DVD release date: 14 April 2009.
Country of origin: USA
This high-quality edition features a slightly windowboxed, natural-speed digital conflation video transfer of a very-good-to-excellent 35mm fine-grain print (the ‘A’ print), a very-good color-tinted 35mm release print from 1927 (the ‘B’ print), and a good, color-tinted 16mm Kodascope Libraries reduction print from circa 1930 (the ‘C’ print). The transfer itself has been consistently color-tinted a buttery-yellow to match the 1927 release print. Night scenes are blue-tinted.

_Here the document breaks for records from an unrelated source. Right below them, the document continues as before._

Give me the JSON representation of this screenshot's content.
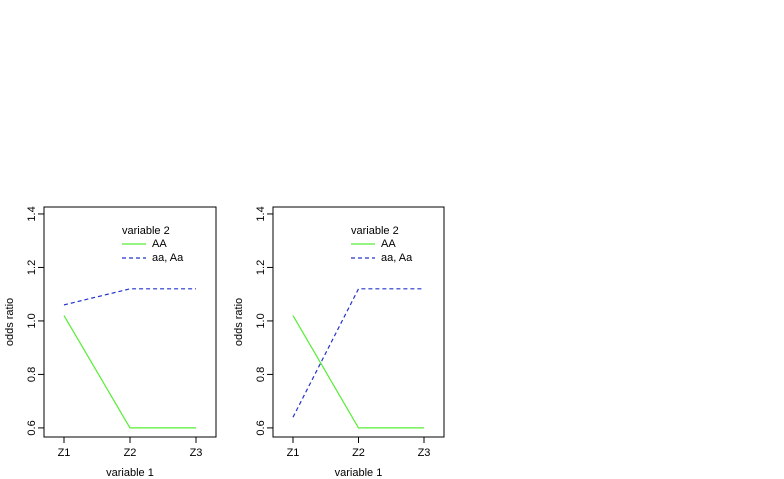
{
  "chart_data": [
    {
      "type": "line",
      "x_label": "variable 1",
      "y_label": "odds ratio",
      "categories": [
        "Z1",
        "Z2",
        "Z3"
      ],
      "legend_title": "variable 2",
      "series": [
        {
          "name": "AA",
          "color": "#55ee33",
          "dash": "solid",
          "values": [
            1.02,
            0.6,
            0.6
          ]
        },
        {
          "name": "aa, Aa",
          "color": "#2233cc",
          "dash": "dashed",
          "values": [
            1.06,
            1.12,
            1.12
          ]
        }
      ],
      "ylim": [
        0.566,
        1.426
      ],
      "yticks": [
        0.6,
        0.8,
        {
          "value": 1,
          "label": "1.0"
        },
        1.2,
        1.4
      ]
    },
    {
      "type": "line",
      "x_label": "variable 1",
      "y_label": "odds ratio",
      "categories": [
        "Z1",
        "Z2",
        "Z3"
      ],
      "legend_title": "variable 2",
      "series": [
        {
          "name": "AA",
          "color": "#55ee33",
          "dash": "solid",
          "values": [
            1.02,
            0.6,
            0.6
          ]
        },
        {
          "name": "aa, Aa",
          "color": "#2233cc",
          "dash": "dashed",
          "values": [
            0.64,
            1.12,
            1.12
          ]
        }
      ],
      "ylim": [
        0.566,
        1.426
      ],
      "yticks": [
        0.6,
        0.8,
        {
          "value": 1,
          "label": "1.0"
        },
        1.2,
        1.4
      ]
    }
  ]
}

We have listed The Yankee Clipper as an incomplete surviving film for years, yet this conflation of prints appears to be virtually complete, with only the end of one scene (Mickey’s pummelling of the Chinese tattoo artist) appearing to still be lost. More footage could be missing, but it is not readily apparent. Three video-based intertitles replace missing original intertitles.
Some print flaws remain in the video master, with some very-light speckling in the finely-detailed and stable A print, more speckling, dust and some print shrinkage in the jumpy, softer-detailed and slightly-contrasty B print, and some occasional dust in the coarsely-detailed, contrasty, and sometimes jittery C print. That being said, the overall presentation still manages to be a pleasant viewing experience, with a top-notch job being done by Lobster Films’ Eric Lange at matching the color-tinting and the picture geometry of mid-shot transitions between source prints.
The film is accompanied by a music score compiled by Dennis James, performed on the Mighty Wurlitzer of the Paramount Theatre in Seattle, Washington. The recording itself is very-good, with the organ’s bass notes capable of rattling the windows at high volume. As always, James captures the feel of original silent era presentations in his score arrangement and performance. We look forward to more from him on home video.
The supplemental material includes a 2008 audio interview with Junior Coghlan on his work in The Yankee Clipper (7 minutes), and a booklet with an article on the films by John E. Stone and notes on scoring The Yankee Clipper by Dennis James.
This disc should not be thought of as a collection of five feature-length films (as possibly could be misconstrued) but as a presentation of The Yankee Clipper that is supplemented by four short nautical films. We recommend this edition of The Yankee Clipper for its assembly of the best-available footage and theatre organ score.
USA: Click the logomark to purchase this Region 0NTSC DVD edition from Amazon.com. Your purchase supports the Silent Era website.
Canada: Click the logomark to purchase this Region 0NTSC DVD edition from Amazon.ca. Your purchase supports the Silent Era website.
TeleVista, unknown catalog number, unknown UPC number.
One single-sided, single-layered, Region 0 DVD disc, full-frame 4:3 NTSC format, ? Mbps average video bit rate, ? kbps audio bit rate, Dolby Digital 2.0 mono sound, English language intertitles, no foreign language subtitles, 12 chapter stops, standard DVD keepcase, $19.95.
DVD release date: 7 October 2008.
Country of origin: USA
This edition has been mastered from a very-good 16mm reduction print that features a broad range of graytones and reasonable image detail, but with a distracting amount of dust, speckling and scratches.
The film is accompanied by a serviceable compilation of preexisting recordings.